Morehouse is a firefighter for the city of Duluth, but he is also a concerned parent living in Superior.
It was because of his two children, ages 4 and 7, that Morehouse decided to enter this year’s School Board race.
“In the last year, they’ve had some pretty extraordinary budget cuts that have come down from the state,” Morehouse said. “There are some pretty tough decisions that need to be made just to balance the checkbook.”
The Superior school district is likely to face another round of cuts for the 2012-13 school year, and Morehouse said he wants to ensure decisions are handled properly.
Whatever numbers are handed down from the state, Morehouse said Superior needs to provide the same level of education to its students and the same level of support of its teachers and staff. If a lack of funding does necessitate cuts, Morehouse said the School Board should make an effort hear as many points of view as possible.
“Let’s make sure everyone who is affected is at the table,” Morehouse said. “Let’s make sure everyone has ownership.”

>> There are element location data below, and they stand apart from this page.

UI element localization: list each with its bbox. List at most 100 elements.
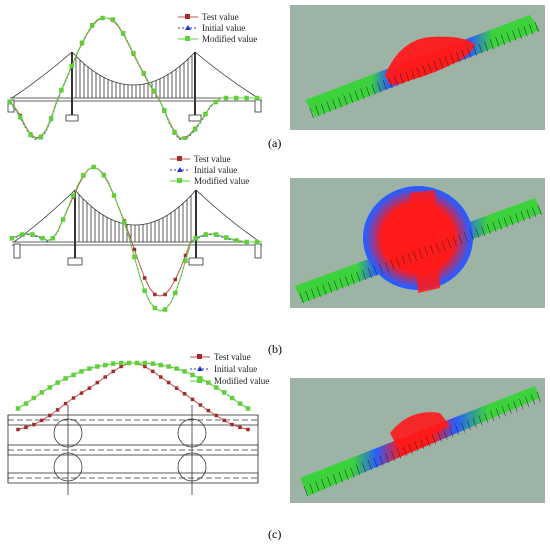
- data-point: [87, 386, 92, 390]
- left-pier: [65, 114, 79, 122]
- legend-modified-label: Modified value: [194, 176, 249, 186]
- data-point: [222, 418, 226, 423]
- right-abutment: [254, 243, 262, 259]
- hatch-line: [467, 47, 472, 58]
- data-point: [95, 380, 100, 385]
- hatch-line: [371, 84, 376, 95]
- legend-initial-label: Initial value: [194, 165, 237, 175]
- data-point: [244, 239, 249, 245]
- hatch-line: [394, 75, 399, 86]
- data-point: [254, 95, 260, 101]
- data-point: [234, 238, 239, 243]
- data-point: [172, 130, 177, 135]
- hatch-line: [305, 290, 310, 301]
- hatch-line: [405, 71, 410, 82]
- hatch-line: [396, 448, 401, 459]
- data-point: [182, 369, 187, 374]
- data-point: [79, 369, 84, 374]
- data-point: [132, 254, 137, 260]
- data-point: [103, 375, 107, 379]
- data-point: [206, 408, 211, 413]
- legend-modified-label: Modified value: [214, 376, 269, 386]
- data-point: [119, 364, 123, 369]
- data-point: [229, 395, 235, 401]
- data-point: [183, 253, 188, 258]
- hatch-line: [356, 464, 361, 475]
- hatch-line: [512, 30, 517, 41]
- data-point: [213, 232, 219, 237]
- hatch-line: [367, 267, 372, 278]
- hatch-line: [435, 242, 440, 253]
- data-point: [30, 232, 35, 237]
- data-point: [174, 366, 179, 371]
- caption-b: (b): [268, 342, 282, 356]
- data-point: [166, 364, 171, 369]
- hatch-line: [332, 474, 337, 485]
- data-point: [132, 247, 137, 252]
- data-point: [50, 236, 56, 241]
- hatch-line: [379, 263, 384, 274]
- data-point: [60, 217, 66, 222]
- data-point: [203, 111, 208, 117]
- data-point: [111, 369, 115, 374]
- legend-modified-marker: [185, 36, 190, 41]
- legend-c: Test value Initial value Modified value: [190, 352, 269, 386]
- data-point: [28, 132, 33, 138]
- hatch-line: [401, 255, 406, 266]
- hatch-line: [322, 284, 327, 295]
- data-point: [70, 193, 76, 198]
- legend-initial-label: Initial value: [214, 364, 257, 374]
- data-point: [55, 380, 60, 385]
- hatch-line: [384, 261, 389, 272]
- hatch-line: [316, 286, 321, 297]
- hatch-line: [458, 234, 463, 245]
- data-point: [143, 364, 147, 369]
- data-point: [213, 99, 218, 105]
- data-point: [254, 239, 260, 245]
- hatch-line: [413, 251, 418, 262]
- data-point: [158, 362, 164, 368]
- hatch-line: [339, 278, 344, 289]
- hatch-line: [441, 240, 446, 251]
- data-point: [183, 258, 188, 263]
- hatch-line: [447, 238, 452, 249]
- hatch-line: [349, 92, 354, 104]
- data-point: [174, 386, 179, 390]
- legend-test-label: Test value: [202, 12, 239, 22]
- hatch-line: [391, 450, 396, 461]
- legend-modified-label: Modified value: [202, 34, 257, 44]
- mode-shape-plot-b: Test value Initial value Modified value: [9, 154, 262, 312]
- caption-c: (c): [268, 527, 282, 541]
- hatch-line: [507, 403, 512, 414]
- hatch-line: [309, 483, 314, 494]
- data-point: [166, 380, 171, 385]
- data-point: [102, 362, 108, 368]
- legend-b: Test value Initial value Modified value: [170, 154, 249, 186]
- hatch-line: [408, 443, 413, 454]
- hatch-line: [452, 236, 457, 247]
- data-point: [182, 136, 188, 140]
- data-point: [230, 422, 234, 427]
- hatch-line: [439, 58, 444, 69]
- hatch-line: [503, 217, 508, 228]
- data-point: [223, 95, 229, 101]
- hatch-line: [498, 219, 503, 230]
- deformation-peak: [385, 36, 475, 85]
- data-point: [32, 422, 36, 427]
- hatch-line: [321, 103, 325, 114]
- data-point: [221, 390, 227, 395]
- data-point: [23, 401, 29, 406]
- hatch-line: [344, 469, 349, 480]
- hatch-line: [519, 398, 524, 410]
- data-point: [69, 63, 74, 69]
- data-point: [71, 372, 76, 378]
- data-point: [198, 403, 203, 407]
- data-point: [48, 116, 54, 122]
- legend-test-label: Test value: [214, 352, 251, 362]
- hatch-line: [449, 427, 454, 438]
- data-point: [118, 360, 124, 366]
- hatch-line: [379, 455, 384, 466]
- hatch-line: [350, 274, 355, 285]
- hatch-line: [328, 282, 333, 293]
- data-point: [238, 425, 242, 430]
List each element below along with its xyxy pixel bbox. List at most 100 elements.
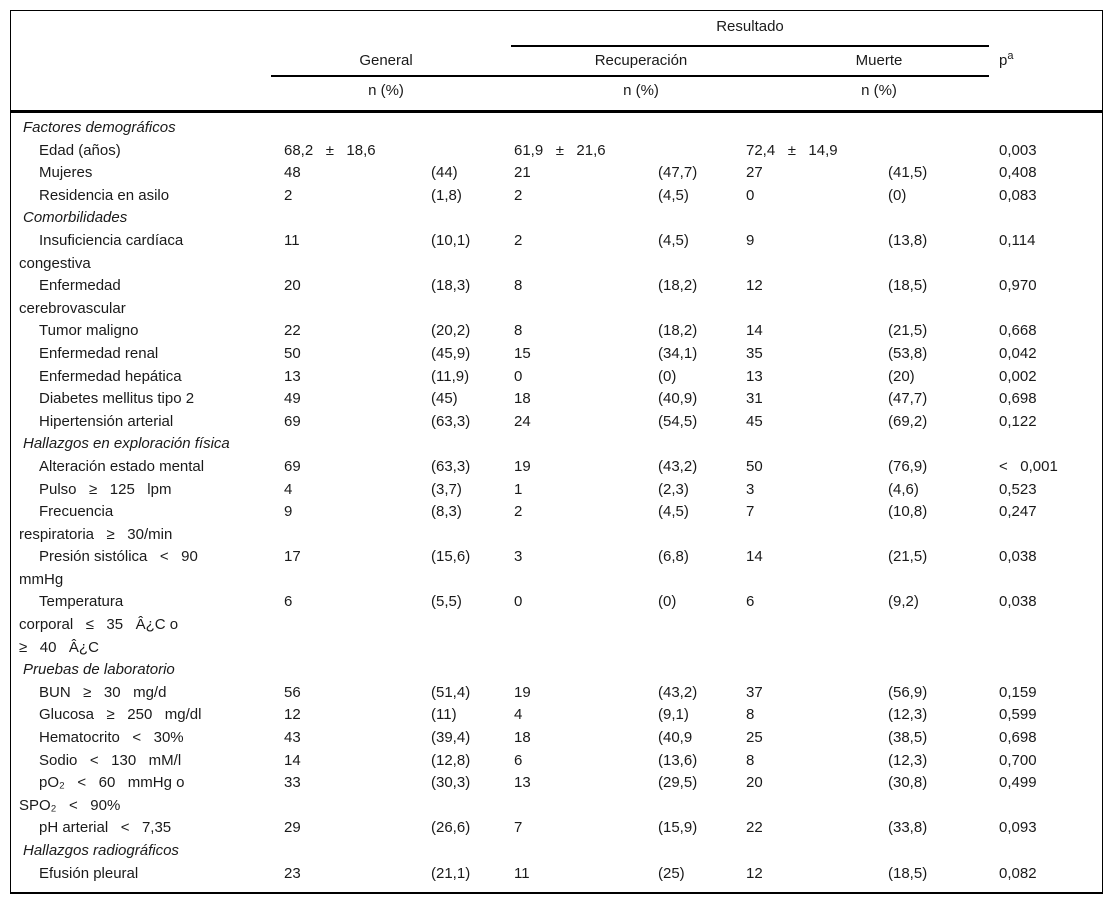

If elected to the School Board, Morehouse said he’d work to represent parents as a whole rather than act on his own personal concerns.
“I’m running as someone who watches the news and is concerned for our children’s education,” Morehouse said. “Our school district has been a very good district — you can look it up. I, personally, want to see that continue.”
Communication is key for Vanderstelt in his run for a seat on the Superior School Board.
Within the next few months, board members will need to vote on the contentious new employee handbook. The school district also faces another reduction in funding that could lead to difficult cuts.
“This is a time for communication,” Vanderstelt said. “I’m not running on an agenda. There’s not a single issue — I want to have a positive impact on the community.”
Vanderstelt, lead pastor at North Bay Community Church, moved to Superior in 2007. He has been involved in youth sports as an official and a coach for years and has a daughter attending Great Lakes Elementary.
“She will be a part of the school district for the next seven years before graduating, so I have a vested interest,” Vanderstelt said.
As a pastor, Vanderstelt has worked with students for two decades in a church setting, and he also has served as a crisis counselor and substitute teacher. Through his work with nonprofit organizations, he’s gained experience dealing with tight finances.
“I’ve been part of a nonprofit work for more than 20 years,” Vanderstelt said. “I’ve experienced working with a budget during those 20 years. I have experience making a budget work when there are no funds.”
The key, Vanderstelt said, is to set the correct priorities. In his opinion, the role of the School Board should be to listen to the teachers and provide them with what they need in the classroom. When teachers have support and resources needed, he said, the students benefit.